May ’68. Prague. Václav (Viktor Dvorák) is a chain-smoking man of the theatre, surrounded by a group of hippie friends, with large glasses, turtlenecks and funky music in their veins. They’re also swimming in the waters of politics, debating and vehemently protecting each other’s freedom and liberty of expression. Soon after the Soviet invasion in Czechoslovakia, the political landscape turns into a controlled regime that consolidates the communist hold, which Václav and his group oppose. 1977 is the moment of Charta 77 (their magnum opus) and it doesn’t take long for Václav to be incarcerated (twice) for his charismatic dissidence. The experience in prison is a transformative one, a back-and-forth chronicling the melting of Václav’s bohemian extravaganza and maturing into the Czech powerhouse of democracy.

Havel places an important emphasis on Václav’s relationships with the women in his life. There’s his wife, Olga (Anna Geislerová) and his lover, Anna (Barbora Seidlová). As a recurrent pun, Václav asks Olga to read his texts or his political manifestos and afterwards lays solemnly on the other side of the bed, telling her he’s sorry for not being as “morally strong” as she deserves. Horák and scriptwriter Rudolf Suchánek clearly understand the nuances of this arrangement, pointing out both women’s discontent and Václav’s impossible emotional state of mind, without pulling the string too vigorous one way or the other.  

There certainly has been a need for filmmakers to revisit personalities of the past, in an attempt to deconstruct the aura of intangibility that still lingers around certain names. It is a genre in itself, inheriting the Hollywood obsession with individualism. In the case of Eastern Europe, it is no wonder that so many artists served as a subject for various biopics set in communist times. Summer (Leto) is one of the latest, revealing the intimacies of Soviet rockstars Viktor Tsoi and Mike Naumenko. Without much in common stylistically, both Leto and Havel emphasize the ongoing quest to fight censorship and gain access to free speech for artists. These fictional dives into the past undoubtedly evoke a larger discourse on the challenges contemporary artists are facing, while also depicting the characters’ romantic life in a way that shows nothing is as simple or as traditional as in history books.
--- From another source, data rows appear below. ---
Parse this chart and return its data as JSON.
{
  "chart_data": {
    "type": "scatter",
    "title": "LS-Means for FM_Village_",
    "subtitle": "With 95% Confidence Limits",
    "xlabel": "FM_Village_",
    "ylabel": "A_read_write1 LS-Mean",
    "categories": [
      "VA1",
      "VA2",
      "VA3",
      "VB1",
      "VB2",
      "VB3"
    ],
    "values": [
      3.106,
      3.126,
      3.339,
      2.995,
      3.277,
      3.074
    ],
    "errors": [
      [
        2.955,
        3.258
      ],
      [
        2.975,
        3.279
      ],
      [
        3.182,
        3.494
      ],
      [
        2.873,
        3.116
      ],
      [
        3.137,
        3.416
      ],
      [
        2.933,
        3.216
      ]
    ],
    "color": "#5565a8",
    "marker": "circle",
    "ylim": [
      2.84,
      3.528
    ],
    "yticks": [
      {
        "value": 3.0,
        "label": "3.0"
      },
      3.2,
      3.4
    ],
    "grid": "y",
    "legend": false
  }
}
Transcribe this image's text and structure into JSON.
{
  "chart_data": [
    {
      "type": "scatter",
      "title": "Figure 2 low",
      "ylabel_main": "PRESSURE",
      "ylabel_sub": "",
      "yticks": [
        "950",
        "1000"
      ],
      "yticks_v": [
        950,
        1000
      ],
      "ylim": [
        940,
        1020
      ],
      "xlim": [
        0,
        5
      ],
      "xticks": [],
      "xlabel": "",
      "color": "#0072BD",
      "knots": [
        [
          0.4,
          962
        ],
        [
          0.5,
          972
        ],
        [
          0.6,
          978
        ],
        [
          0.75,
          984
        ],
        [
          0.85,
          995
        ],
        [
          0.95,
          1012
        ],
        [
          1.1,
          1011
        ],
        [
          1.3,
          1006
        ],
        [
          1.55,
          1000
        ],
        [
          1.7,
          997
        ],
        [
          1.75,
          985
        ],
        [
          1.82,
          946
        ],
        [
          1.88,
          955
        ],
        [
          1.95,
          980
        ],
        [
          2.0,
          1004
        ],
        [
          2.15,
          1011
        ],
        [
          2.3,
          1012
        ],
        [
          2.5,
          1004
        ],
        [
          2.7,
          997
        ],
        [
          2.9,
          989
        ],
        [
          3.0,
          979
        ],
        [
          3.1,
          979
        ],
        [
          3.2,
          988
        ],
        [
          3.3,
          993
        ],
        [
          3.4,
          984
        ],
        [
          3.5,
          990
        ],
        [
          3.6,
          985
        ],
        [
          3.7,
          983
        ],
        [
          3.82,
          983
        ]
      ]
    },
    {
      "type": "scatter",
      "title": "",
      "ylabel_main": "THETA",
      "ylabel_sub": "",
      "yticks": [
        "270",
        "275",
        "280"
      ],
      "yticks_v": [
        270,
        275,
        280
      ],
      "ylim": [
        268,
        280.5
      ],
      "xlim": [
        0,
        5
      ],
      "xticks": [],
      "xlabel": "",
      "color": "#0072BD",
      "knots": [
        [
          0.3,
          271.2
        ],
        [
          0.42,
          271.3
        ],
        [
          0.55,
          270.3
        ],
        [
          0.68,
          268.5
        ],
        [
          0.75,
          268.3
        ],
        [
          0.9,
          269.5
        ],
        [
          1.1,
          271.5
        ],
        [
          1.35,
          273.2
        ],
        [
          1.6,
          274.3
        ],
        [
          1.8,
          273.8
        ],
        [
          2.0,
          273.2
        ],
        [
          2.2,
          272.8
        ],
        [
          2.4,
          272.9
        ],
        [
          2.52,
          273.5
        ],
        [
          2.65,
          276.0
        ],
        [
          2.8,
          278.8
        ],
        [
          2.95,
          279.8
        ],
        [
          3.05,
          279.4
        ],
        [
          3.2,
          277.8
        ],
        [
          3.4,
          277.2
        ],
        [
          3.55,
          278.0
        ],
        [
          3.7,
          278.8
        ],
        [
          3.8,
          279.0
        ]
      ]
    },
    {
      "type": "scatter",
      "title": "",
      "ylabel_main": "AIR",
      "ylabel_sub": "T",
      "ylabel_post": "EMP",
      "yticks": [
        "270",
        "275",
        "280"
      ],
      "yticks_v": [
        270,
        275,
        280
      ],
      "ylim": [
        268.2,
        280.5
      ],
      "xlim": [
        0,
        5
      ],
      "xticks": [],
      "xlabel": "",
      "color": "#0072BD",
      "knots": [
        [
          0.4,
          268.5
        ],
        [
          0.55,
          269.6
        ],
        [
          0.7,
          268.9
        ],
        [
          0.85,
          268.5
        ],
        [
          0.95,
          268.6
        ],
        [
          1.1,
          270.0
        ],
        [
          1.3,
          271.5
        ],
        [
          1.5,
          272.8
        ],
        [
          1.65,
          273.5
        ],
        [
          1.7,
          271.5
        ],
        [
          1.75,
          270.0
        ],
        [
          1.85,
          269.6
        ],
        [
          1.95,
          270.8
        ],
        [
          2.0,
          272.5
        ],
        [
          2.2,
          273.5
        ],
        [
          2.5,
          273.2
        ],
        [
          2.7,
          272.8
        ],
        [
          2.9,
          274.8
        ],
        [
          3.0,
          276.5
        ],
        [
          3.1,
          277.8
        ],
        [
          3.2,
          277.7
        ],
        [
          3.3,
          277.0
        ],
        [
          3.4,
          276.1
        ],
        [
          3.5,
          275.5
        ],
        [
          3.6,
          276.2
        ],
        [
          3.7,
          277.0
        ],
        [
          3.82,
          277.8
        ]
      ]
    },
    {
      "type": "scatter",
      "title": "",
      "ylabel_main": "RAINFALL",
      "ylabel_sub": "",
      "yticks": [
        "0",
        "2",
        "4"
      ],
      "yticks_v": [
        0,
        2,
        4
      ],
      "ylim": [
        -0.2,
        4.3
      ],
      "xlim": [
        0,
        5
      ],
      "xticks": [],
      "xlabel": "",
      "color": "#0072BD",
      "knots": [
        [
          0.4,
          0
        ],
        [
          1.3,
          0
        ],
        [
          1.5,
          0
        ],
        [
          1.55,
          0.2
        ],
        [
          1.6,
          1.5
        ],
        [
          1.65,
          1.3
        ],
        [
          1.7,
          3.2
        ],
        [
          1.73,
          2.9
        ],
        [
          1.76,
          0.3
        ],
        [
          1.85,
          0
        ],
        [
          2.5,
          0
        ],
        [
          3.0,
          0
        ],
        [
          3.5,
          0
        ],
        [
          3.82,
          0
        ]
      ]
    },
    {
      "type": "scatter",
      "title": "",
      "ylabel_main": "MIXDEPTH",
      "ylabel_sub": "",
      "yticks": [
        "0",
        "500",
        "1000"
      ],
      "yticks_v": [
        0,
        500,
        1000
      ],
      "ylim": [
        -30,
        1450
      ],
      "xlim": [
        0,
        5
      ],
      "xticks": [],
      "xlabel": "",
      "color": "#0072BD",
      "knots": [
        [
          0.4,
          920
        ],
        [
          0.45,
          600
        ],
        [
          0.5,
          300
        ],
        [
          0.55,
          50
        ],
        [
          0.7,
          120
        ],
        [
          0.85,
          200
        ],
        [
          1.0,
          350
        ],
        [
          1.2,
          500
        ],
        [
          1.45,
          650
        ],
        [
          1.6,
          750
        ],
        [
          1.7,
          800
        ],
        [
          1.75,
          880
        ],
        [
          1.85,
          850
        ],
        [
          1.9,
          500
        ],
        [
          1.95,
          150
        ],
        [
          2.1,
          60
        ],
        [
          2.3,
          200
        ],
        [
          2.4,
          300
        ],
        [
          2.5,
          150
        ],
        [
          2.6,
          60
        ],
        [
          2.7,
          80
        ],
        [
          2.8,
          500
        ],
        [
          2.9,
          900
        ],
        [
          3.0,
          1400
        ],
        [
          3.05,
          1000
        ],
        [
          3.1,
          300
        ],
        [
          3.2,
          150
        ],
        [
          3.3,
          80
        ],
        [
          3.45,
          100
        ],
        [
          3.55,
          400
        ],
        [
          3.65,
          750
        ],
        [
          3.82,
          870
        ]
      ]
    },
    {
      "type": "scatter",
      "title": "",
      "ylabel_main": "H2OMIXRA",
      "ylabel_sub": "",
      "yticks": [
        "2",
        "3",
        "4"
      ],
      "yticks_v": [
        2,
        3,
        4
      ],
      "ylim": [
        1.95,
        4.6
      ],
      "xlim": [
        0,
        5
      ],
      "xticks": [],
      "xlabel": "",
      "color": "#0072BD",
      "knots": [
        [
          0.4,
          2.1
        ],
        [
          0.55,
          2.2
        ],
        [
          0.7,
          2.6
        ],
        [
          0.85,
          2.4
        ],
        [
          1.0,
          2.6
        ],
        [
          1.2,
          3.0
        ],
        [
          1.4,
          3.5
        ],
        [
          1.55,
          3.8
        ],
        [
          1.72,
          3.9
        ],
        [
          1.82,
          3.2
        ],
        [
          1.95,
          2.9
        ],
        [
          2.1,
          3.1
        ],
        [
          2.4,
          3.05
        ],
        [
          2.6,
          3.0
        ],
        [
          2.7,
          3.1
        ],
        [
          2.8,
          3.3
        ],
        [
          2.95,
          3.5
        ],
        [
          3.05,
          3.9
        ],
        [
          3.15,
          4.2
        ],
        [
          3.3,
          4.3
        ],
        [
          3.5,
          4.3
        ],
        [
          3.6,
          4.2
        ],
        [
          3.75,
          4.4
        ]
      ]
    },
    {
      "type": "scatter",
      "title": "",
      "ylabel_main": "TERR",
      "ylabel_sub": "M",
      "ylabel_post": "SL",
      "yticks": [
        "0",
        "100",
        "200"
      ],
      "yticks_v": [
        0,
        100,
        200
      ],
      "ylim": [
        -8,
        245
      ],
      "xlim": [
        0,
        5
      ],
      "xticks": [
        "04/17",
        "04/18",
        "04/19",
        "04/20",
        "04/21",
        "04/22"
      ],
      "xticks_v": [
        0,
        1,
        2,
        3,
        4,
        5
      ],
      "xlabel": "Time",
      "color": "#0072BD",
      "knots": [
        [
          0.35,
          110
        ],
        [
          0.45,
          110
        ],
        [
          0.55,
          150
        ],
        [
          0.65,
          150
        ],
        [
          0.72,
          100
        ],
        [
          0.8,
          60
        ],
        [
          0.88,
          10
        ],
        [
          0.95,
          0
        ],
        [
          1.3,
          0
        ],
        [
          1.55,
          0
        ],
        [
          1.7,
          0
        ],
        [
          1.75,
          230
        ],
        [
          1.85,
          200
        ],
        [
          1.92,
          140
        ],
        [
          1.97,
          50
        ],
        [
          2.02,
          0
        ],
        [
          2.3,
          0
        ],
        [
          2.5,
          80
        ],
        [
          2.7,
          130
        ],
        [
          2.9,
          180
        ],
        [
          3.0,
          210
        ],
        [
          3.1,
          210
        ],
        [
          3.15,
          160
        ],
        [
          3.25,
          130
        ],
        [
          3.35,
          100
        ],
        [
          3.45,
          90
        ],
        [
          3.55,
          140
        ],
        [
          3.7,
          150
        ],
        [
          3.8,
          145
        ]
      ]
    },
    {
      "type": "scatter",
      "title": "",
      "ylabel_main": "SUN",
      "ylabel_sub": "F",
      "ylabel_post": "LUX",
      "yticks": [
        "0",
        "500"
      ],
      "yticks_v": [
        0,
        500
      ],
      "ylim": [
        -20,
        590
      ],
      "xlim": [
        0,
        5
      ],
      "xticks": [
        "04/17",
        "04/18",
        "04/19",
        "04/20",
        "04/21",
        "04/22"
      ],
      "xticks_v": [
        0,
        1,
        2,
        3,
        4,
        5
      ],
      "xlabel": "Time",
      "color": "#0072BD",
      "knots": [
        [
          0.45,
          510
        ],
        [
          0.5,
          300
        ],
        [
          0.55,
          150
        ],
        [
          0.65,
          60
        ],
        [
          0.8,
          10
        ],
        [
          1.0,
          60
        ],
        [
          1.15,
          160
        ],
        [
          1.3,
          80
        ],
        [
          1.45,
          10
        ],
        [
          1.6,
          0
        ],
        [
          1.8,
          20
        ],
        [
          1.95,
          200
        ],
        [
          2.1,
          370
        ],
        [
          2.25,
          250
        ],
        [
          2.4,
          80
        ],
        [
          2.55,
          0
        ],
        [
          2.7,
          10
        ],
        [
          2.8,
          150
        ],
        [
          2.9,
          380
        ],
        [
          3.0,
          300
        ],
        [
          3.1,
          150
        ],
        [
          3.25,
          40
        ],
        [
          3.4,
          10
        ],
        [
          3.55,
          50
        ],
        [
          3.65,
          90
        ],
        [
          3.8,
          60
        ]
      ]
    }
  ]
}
Havel maintains a smooth visual language to the end. Crowded spaces, in which the Chartists write their manifestos in secret, contrast with grandiose theatre halls, which they are only able to visit as mental projections. The closeness doesn’t turn into invasiveness – even though we’re breathing next to Václav and his friends, the proximity is rather soothing, conveying a sense of nostalgia. Not for those nightmarish times, but for the confidence and the determination that sparks in the human body and mind when the truth is being called for.